Dit leidde tot een groter kwaliteitsverschil maar zorgde er ook voor dat glasmedaillons beschikbaar werden voor een nieuwe groep. De gewone burgerij. De vraag van deze groep leidde tot een zekere massaproductie en tot een verdere verspreiding van de medaillons naar het platteland.
De contrareformatie leidde niet alleen tot een afnemende interesse in de glasschilderkunst maar ook tot een iconografische discussie betreffende de onderwerpen en uitbeeldingen van verschillende taferelen. Het gevolg hiervan was dat de artistieke en intellectuele diversiteit van het medaillon verder achteruitging tot deze bijna volledig verdwenen was .
De politieke en economische onrust leidde ertoe dat in de 2e helft van de 16e eeuw er minder monumentaal glas werd geproduceerd. In Antwerpen was er in het begin van de 17e eeuw nog een opleving toen in 1615 een nieuwe kruisbeuk werd voltooit. Dit leidde tot een nieuwe beglazingscampagne waarin in de periode tussen 1614 en 1649 opdracht werd gegeven voor verschillende ramen. Waaronder nieuwe beglazing van de sint Lucas kapel waarvan 1 raam werd gefinancierd door de oudermannen van het glazenmakers ambacht. Vanaf de 2e helft van de 17e eeuw loopt de vraag naar glasramen terug.
3 Leerlingen en gezellen
Binnen een atelier was er de meester, een gezel en een aantal leerlingen.
De leerlingen stonden onderaan de hi??rarchie en werkte voor kost en inwoning. De leerling begon onderaan met vaak het minst aantrekkelijke werk zoals het broyeren (malen) van de glasverf, het binden van de penselen en het gieten van de loodprofielen werkte zich vanuit daar verder op. Ze leerde door de andere leerlingen, de gezel en de meester te observeren. Aan het eind van de tijd als leerling mochten er vaak al taken zoals glassnijden, loodzetten en soms ook schilderen uitgevoerd worden.

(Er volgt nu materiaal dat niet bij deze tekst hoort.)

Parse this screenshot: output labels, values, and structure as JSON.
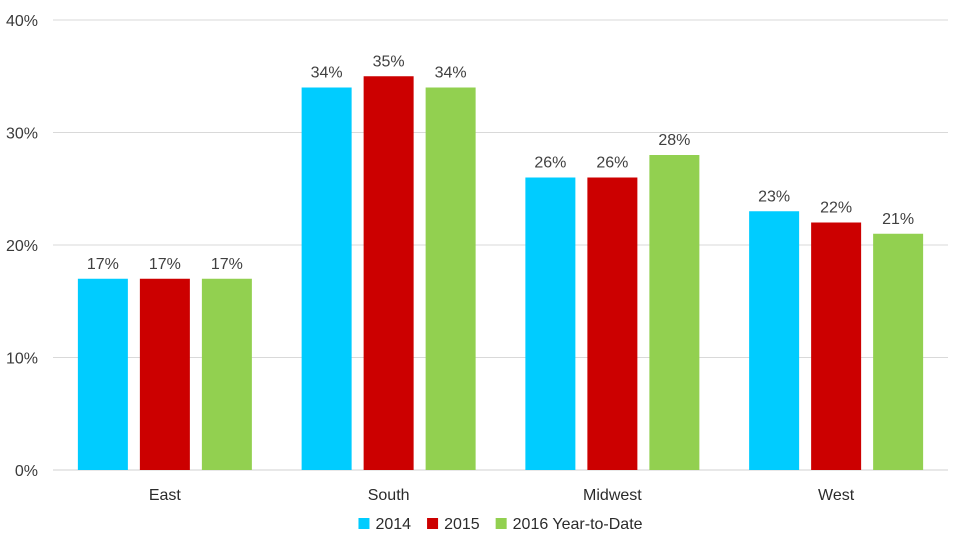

Het leerlingschap was een essentieel onderdeel van het gildesysteem en verplicht voor een ieder die de graad van meester wilde behalen. Het was een garantie voor een constante aanvoer van werkkrachten en een belangrijk onderdeel voor he garanderen van kwaliteit. Dit omdat het gilde zelf grote invloed had in de manier van opleiden en het selecteren van geschikt talent.
Anders dan nu was het leerlingschap meer een individuele ervaring dan een groeps .
Tijd was hierin een cruciaal punt en hing vaak af van de afspraken die gemaakt werden tussen meester en leerling. Soms was de periode die werd afgesproken zelfs langer dan dat het gilde voorschreef. In eerste instantie hing de leertijd af van de complexiteit van het beroep maar in de vroeg moderne tijd kwam hier verandering in. Over het algemeen hing de leertijd af van het gilde en van de stad maar gemiddeld duurde dit twee tot vier jaar.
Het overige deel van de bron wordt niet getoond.